With 8 people at Jesse’s party we definitely made a significant dent in the remainder of the loaf, but still didn’t eat every crumb. (As I have determined, you can just make half a recipe if needed. It would still make a good sized loaf.) I hate to waste food, I am always trying to recreate it somehow into something different. So, what to do with slightly old bread? Yep! Bread pudding. It was Chandra’s idea so I let her run with it and she made it for dessert a couple days later. Doesn’t it look delicious? She added a brown sugar pecan crust – just because she could. There is always something transforming you can do with leftovers.
- 2 envelopes yeast
- 1 cup chocolate porter, room temperature
- ⅓ cups sugar
- ½ cups canola oil
- 4 whole eggs
- 1 tablespoon salt
- 6 cups all-purpose flour
- 1 whole egg, beaten
- 4 1/2 ounces bittersweet chocolate (I used 85%)

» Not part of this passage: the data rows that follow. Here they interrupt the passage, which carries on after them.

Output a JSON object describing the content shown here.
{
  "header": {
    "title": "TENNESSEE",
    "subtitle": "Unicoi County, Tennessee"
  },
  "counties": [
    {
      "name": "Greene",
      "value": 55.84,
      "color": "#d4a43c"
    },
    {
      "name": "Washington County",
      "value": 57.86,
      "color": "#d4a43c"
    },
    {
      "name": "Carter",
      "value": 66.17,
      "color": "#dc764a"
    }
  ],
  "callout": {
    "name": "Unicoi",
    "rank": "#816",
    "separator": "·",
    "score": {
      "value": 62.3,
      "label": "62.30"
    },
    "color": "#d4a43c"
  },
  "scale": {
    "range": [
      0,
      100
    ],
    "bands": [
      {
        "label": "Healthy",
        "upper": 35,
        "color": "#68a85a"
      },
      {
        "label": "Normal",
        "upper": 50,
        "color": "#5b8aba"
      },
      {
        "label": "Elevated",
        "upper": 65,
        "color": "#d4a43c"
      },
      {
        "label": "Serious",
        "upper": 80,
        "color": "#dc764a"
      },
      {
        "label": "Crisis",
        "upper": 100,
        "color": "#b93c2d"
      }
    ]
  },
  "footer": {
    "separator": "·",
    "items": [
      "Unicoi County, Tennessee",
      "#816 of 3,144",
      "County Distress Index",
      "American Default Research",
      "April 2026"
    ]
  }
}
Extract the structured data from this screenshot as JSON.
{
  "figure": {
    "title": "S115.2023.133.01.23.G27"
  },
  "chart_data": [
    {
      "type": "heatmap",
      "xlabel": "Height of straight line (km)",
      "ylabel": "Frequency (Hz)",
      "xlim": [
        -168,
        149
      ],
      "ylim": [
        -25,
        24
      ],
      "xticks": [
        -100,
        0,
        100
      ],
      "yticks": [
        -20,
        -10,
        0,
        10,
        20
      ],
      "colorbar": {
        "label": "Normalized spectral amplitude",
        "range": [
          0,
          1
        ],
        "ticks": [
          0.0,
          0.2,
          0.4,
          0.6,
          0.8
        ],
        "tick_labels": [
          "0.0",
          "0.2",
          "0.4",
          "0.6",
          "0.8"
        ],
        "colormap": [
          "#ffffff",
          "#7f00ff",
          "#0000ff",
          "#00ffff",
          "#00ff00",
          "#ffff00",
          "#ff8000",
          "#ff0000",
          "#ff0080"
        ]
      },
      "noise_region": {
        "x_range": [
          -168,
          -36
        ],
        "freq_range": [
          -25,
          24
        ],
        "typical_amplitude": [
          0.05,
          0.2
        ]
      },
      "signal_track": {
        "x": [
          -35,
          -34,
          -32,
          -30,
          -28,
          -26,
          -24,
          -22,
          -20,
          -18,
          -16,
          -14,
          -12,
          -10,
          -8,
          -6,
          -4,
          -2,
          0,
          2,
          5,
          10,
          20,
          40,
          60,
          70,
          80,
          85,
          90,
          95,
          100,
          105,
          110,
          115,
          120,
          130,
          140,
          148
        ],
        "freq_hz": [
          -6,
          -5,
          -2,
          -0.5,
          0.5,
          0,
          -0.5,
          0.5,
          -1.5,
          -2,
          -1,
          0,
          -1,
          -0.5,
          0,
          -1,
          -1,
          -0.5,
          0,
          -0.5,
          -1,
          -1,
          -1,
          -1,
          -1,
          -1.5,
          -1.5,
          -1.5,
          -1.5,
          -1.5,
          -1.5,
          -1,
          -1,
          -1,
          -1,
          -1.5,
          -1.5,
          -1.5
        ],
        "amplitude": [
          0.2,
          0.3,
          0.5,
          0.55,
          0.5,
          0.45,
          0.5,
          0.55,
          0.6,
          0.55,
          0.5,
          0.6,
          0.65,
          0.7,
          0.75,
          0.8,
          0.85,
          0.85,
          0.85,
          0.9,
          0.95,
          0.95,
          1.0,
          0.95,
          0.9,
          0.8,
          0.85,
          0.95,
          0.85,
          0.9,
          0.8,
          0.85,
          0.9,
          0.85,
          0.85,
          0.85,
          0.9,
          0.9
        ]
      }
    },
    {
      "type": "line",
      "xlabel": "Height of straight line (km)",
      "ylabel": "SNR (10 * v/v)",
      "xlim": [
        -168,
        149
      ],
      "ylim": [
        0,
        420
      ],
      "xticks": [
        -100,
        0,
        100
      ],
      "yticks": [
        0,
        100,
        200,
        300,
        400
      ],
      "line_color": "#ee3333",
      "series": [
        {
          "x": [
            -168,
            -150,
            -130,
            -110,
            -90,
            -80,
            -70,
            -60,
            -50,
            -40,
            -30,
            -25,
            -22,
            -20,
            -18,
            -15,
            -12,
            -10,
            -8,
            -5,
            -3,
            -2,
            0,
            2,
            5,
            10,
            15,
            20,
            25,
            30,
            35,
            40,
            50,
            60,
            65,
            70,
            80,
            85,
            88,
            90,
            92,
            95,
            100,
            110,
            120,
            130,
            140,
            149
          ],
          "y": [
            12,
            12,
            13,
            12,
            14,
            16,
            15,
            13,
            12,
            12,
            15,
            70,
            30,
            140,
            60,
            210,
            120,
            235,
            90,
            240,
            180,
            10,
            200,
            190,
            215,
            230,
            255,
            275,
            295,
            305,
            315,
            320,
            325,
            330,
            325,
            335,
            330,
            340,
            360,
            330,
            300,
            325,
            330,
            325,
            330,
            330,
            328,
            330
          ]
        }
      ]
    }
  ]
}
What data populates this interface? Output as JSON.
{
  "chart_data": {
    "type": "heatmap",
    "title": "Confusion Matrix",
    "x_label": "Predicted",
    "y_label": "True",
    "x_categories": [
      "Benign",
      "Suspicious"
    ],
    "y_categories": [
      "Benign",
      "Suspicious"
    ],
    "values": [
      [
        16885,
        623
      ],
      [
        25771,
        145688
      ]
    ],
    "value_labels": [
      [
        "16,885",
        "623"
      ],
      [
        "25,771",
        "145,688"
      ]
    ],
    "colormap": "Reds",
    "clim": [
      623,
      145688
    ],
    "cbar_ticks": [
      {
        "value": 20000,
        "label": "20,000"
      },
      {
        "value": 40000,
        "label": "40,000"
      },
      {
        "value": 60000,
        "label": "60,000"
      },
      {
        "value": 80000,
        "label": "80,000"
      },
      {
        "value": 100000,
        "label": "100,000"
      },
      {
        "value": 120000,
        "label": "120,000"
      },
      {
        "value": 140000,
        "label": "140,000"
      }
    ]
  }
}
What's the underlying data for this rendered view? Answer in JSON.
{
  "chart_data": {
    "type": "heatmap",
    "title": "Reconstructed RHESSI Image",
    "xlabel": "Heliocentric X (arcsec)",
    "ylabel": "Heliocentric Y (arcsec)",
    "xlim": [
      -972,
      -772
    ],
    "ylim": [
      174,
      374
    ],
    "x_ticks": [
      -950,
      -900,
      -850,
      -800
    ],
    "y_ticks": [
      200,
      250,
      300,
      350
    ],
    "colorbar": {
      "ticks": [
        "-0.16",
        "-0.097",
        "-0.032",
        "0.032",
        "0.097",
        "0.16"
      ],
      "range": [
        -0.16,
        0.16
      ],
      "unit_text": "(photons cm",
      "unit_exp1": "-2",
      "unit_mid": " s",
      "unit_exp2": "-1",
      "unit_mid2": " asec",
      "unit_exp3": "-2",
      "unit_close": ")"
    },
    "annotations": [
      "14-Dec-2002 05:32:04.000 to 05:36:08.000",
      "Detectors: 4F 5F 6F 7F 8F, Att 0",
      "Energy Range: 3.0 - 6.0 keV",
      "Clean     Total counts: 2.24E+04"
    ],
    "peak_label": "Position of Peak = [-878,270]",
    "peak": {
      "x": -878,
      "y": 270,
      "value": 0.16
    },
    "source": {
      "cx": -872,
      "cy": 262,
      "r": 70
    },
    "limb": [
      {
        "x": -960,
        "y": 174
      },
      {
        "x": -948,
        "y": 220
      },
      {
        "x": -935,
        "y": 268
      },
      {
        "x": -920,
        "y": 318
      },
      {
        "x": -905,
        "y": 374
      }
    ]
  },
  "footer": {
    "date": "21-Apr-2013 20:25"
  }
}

- 4 ounces unsalted butter
- 1/3 cup granulated sugar
- 2 tablespoons cocoa powder
- 10.5 ounces soft goat cheese, room temperature
- 2 teaspoons vanilla extract
- 2 tablespoons powdered sugar
- In a large bowl, mix the yeast into the room temperature beer. Add the sugar and give it a few minutes to bubble. Add in the oil and eggs, mix together and add in the flour. Mix with the paddle until combined. Let rest for 5 minutes and then add in the salt. Mix until combined and switch to the dough hook. Mix for about 5 minutes or until the dough is smooth and elastic. Place the dough into a greased bowl, cover with plastic wrap and let it rise for about an hour or until it’s doubled in size.
- Make the filling. Melt the butter and chocolate together then add the sugar and cocoa powder. Divide the dough into two halves, roll each into a large 10x15 inch rectangle. It doesn't have to be perfect. Spread each dough rectangle with half of the chocolate filling leaving a ½ inch border all around the edge. Tightly roll up each rectangle long ways and let sit for an hour to continue to rise.
- Cut each roll right down the middle log ways so you end up with four logs. Weave and braid the logs together to make a round or long loaf, however you like. Make sure the chocolate filling side is facing up in the weave. Let sit for 20 minutes before baking.
- Brush the loaves with egg wash and bake in a preheated oven at 350 F for 30-35 minutes or until golden brown. Let cool before slicing.
- To make the whipped cream cheese, put all ingredients in a mixer with the whisk attachment. Mix for five minutes until combined and light.